One is using sources on eels when you grill or broil and in the other
recipe, you only do with eels without adding anything else. The chef of
restaurant we went stick to the latter style of method and it is recommendable
to people who dislike salty or spicy seasonings. The eel prepared this way
usually served with various vegetables, so called Namuls including pickled
sesame leaves, radish kimchi, lettuce, and sliced gingers dipped in wasabi and
soy bean sources. Such sources are
separately come thus you don’t need to use them if you don’t like them.
The impressive aspect of this restaurant
was they also include soybean stew which is very different form conventional
Korean stew in that soybean paste and vegetables are braised with eel bones,
imparting unique taste. Leo is picky eater who is not happy about most of
Korean style stews, but whenever we went there, he really enjoyed this
specially made small pot.
For grilled or broiled eel dishes, here freshwater
eels are almost exclusively used. When people just say ‘eels’, they mean
freshwater eels that are born in the sea and grow in rivers. Grilled eels,
which we often eat as a health food, are cooked with eels that live in fresh
water. It is usually eaten salted or grilled with spicy seasoning.
As far as I know, there are three types of eels that are frequently used in Korean cuisine: conger eel, pike eel, and eel. Conger eel and pike eel are saltwater eels. Conger eel is called “Anago” in Japanese at fish markets and restaurants. The more you chew it, the savorer it tastes, and you can eat them in raw fish-oriented sea food restaurants (Hoe Jip). The pike eel has a very sharp teeth with elongated. Pike eels can be eaten as sashimi or grilled, but it is said that you can enjoy its original taste better when you eat it with shabu-shabu. Honestly, I didn’t try any pike eel cuisine yet.

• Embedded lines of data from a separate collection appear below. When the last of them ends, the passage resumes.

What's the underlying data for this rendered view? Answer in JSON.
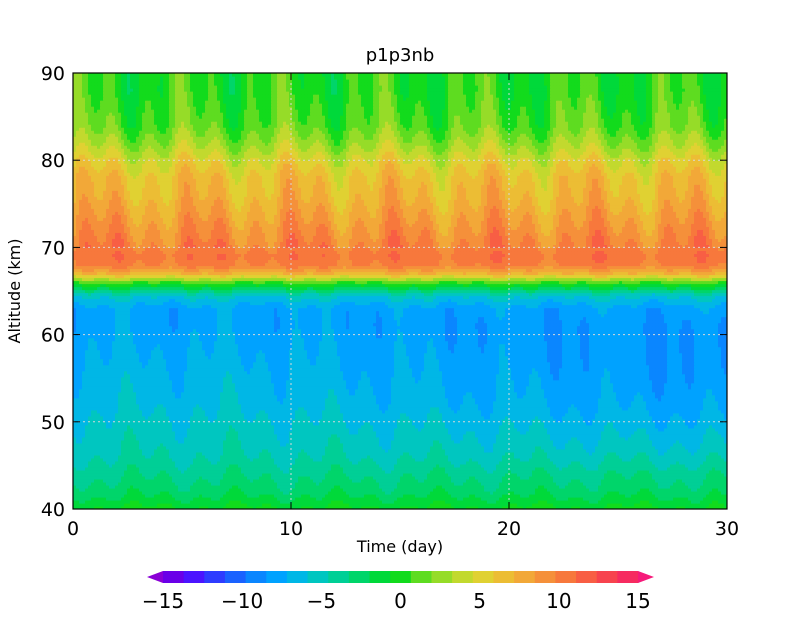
{
  "chart_data": {
    "type": "heatmap",
    "title": "p1p3nb",
    "xlabel": "Time (day)",
    "ylabel": "Altitude (km)",
    "xlim": [
      0,
      30
    ],
    "ylim": [
      40,
      90
    ],
    "x_ticks": [
      "0",
      "10",
      "20",
      "30"
    ],
    "y_ticks": [
      "40",
      "50",
      "60",
      "70",
      "80",
      "90"
    ],
    "x_tick_values": [
      0,
      10,
      20,
      30
    ],
    "y_tick_values": [
      40,
      50,
      60,
      70,
      80,
      90
    ],
    "grid": true,
    "colorbar": {
      "min": -15,
      "max": 15,
      "step": 1.25,
      "labels": [
        "−15",
        "−10",
        "−5",
        "0",
        "5",
        "10",
        "15"
      ],
      "label_values": [
        -15,
        -10,
        -5,
        0,
        5,
        10,
        15
      ],
      "colors": [
        "#8a00d6",
        "#6a00e8",
        "#4b14ff",
        "#2e3cff",
        "#1a62ff",
        "#0a86ff",
        "#00a2ff",
        "#00b7e6",
        "#00c6c0",
        "#00cf96",
        "#00d56a",
        "#00d93a",
        "#12db1c",
        "#5edc20",
        "#96dc28",
        "#c2d92e",
        "#e0d132",
        "#ecbd34",
        "#f2a838",
        "#f5903a",
        "#f7783c",
        "#f85e44",
        "#f7434e",
        "#f62b60",
        "#f61a7a"
      ]
    },
    "profile": {
      "altitude": [
        40,
        42,
        44,
        46,
        48,
        50,
        52,
        55,
        58,
        61,
        63,
        64.5,
        66,
        67,
        68,
        69,
        70,
        72,
        74,
        76,
        78,
        80,
        82,
        84,
        86,
        88,
        90
      ],
      "value": [
        -1,
        -3,
        -4,
        -5,
        -5.5,
        -6,
        -6.5,
        -7,
        -7.5,
        -8,
        -8,
        -6,
        0,
        6,
        9,
        9.5,
        9,
        8,
        7,
        6,
        5.5,
        4,
        2,
        0.5,
        0,
        -0.5,
        -0.5
      ]
    }
  }
}
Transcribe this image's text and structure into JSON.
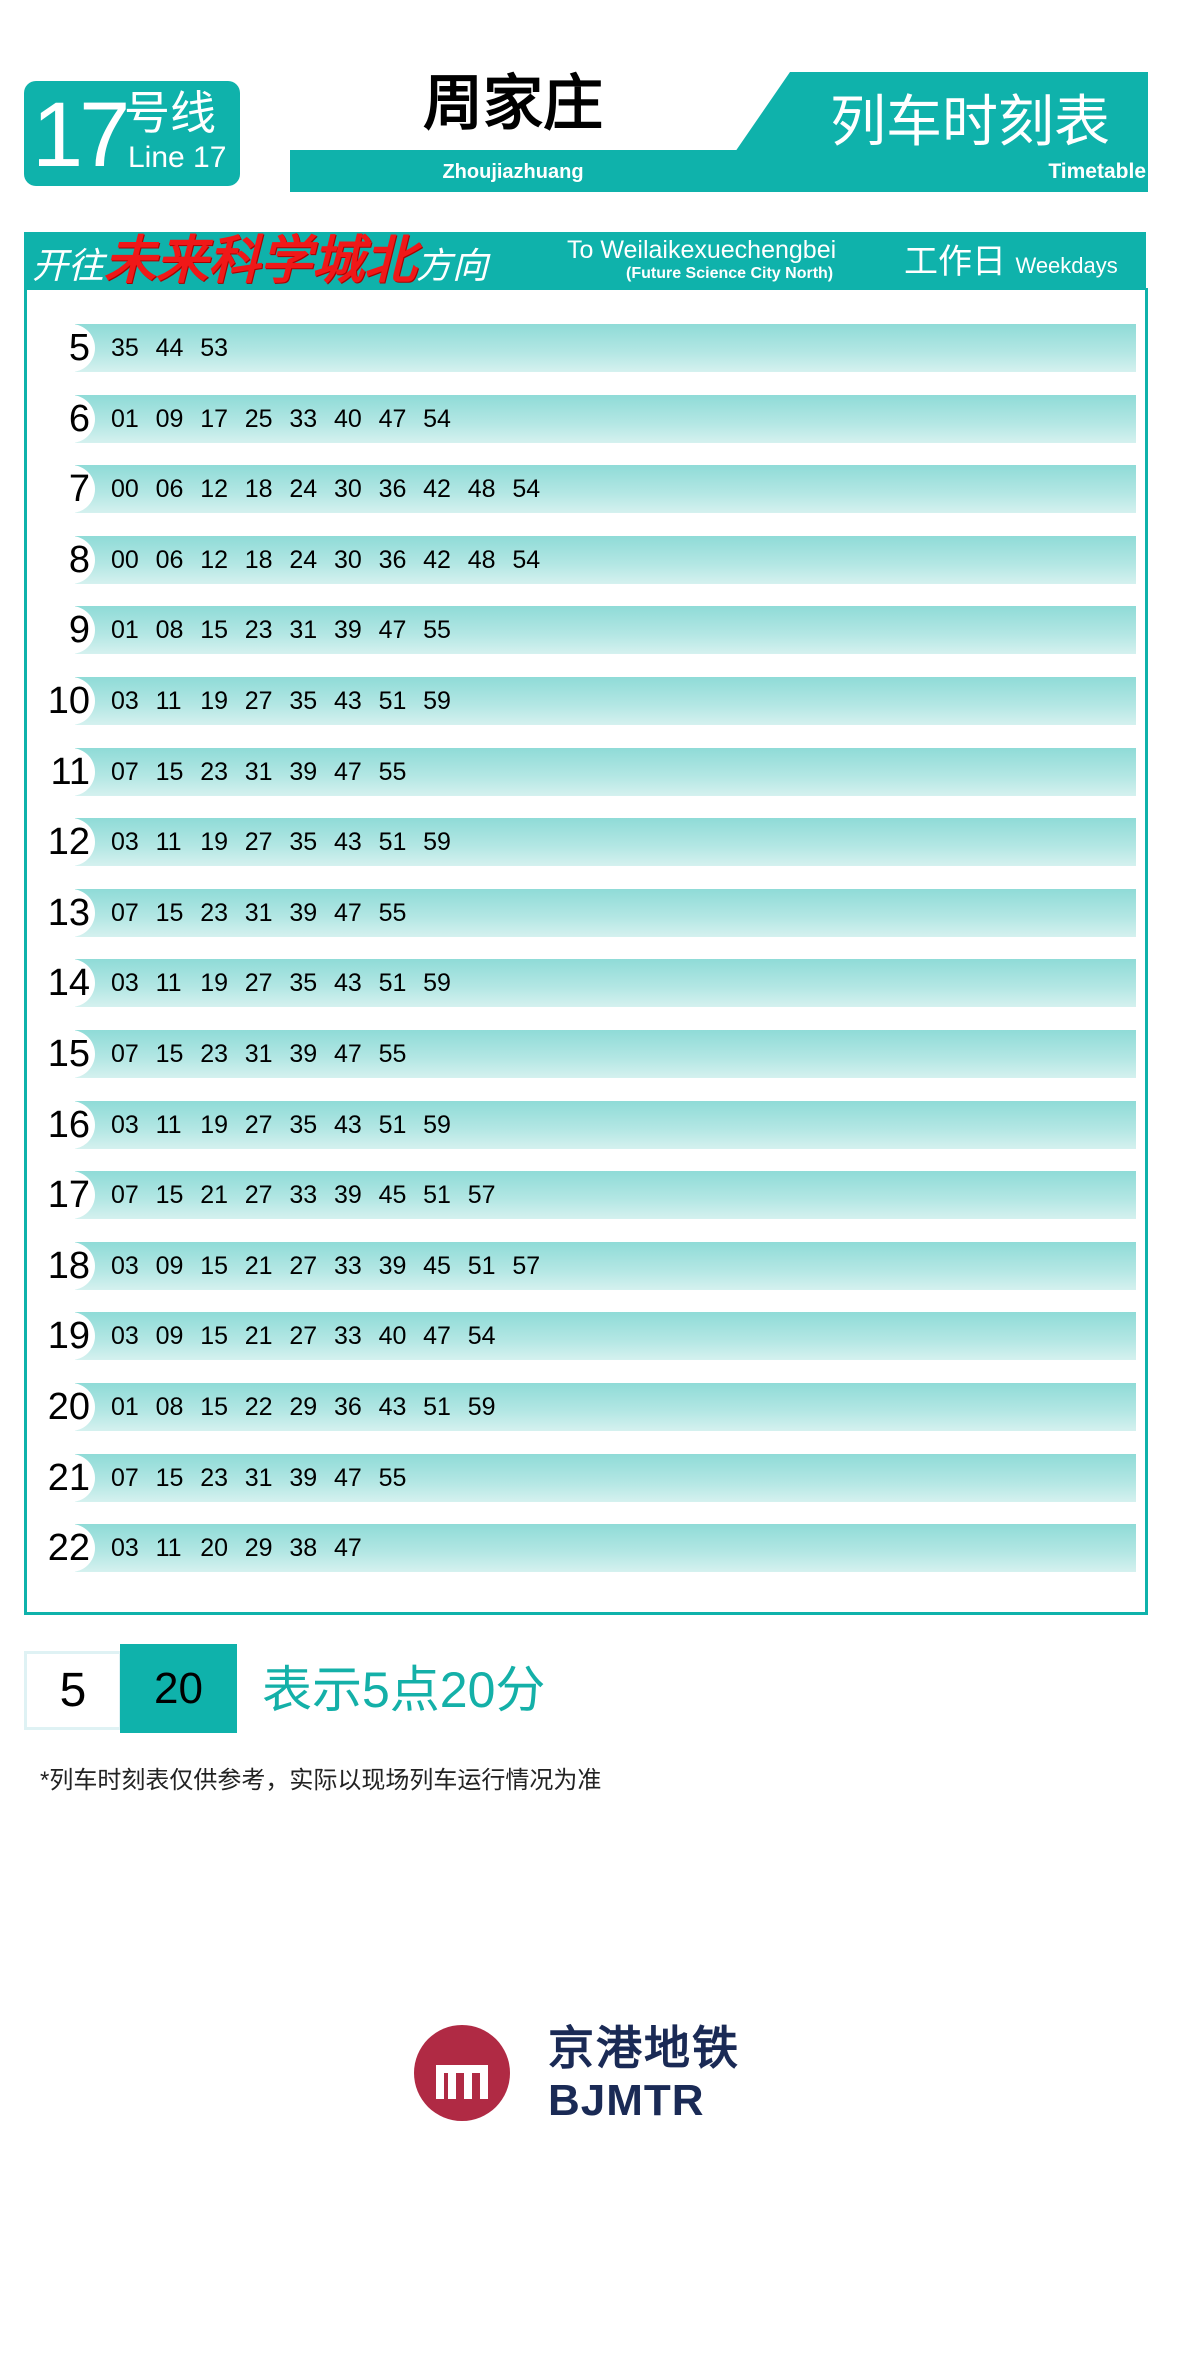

The most popular freshwater eel in Korea is
'Pungcheon eel', which is the name of the restaurant we visited and took
pictures for this blog. There are
conflicting explanations of origin of this word and in this post, I don’t
personally endorse one theory over another. First, Pungcheon Eel is an eel
caught in the fresh water where Jujincheon (name of steam) passing by Seonunsa
Temple in Gochang, county to the Yellow sea.
Locals live there also argue that the stream
passing in front of Seonunsa Temple is unofficially called Pungcheon.
There is, however, also an opinion that
Pungcheon is not a specific name of the local stream, but a Chinese character
meaning ‘wind (Pung)’ and ‘river (Cheon)’ combined to form a word. In this explanation, ‘Pungcheon is associated
with ecology of the species; when young eels born in the sea enter the river (Cheon),
they come on the wind (Pung) that blows inland, consequently they call it
'Pungcheon Eel'.
I don’t know which one makes more sense
but, obviously, the most famous spot for ‘Pungcheon Eel’ in Korea is Gochang
County. These days, many eel-specialized restaurants are clustered near Seonun Mountain,
and many tourists come to taste variety of eel dishes. This area is a bit far from my hometown, Bucheon,
but I hope I will be there sometime.
In near future, we may find out various
recipes with varying types of eel species.
I already spotted some localized Japanese or Mediterranean Sea food
places for next gastronomical journey.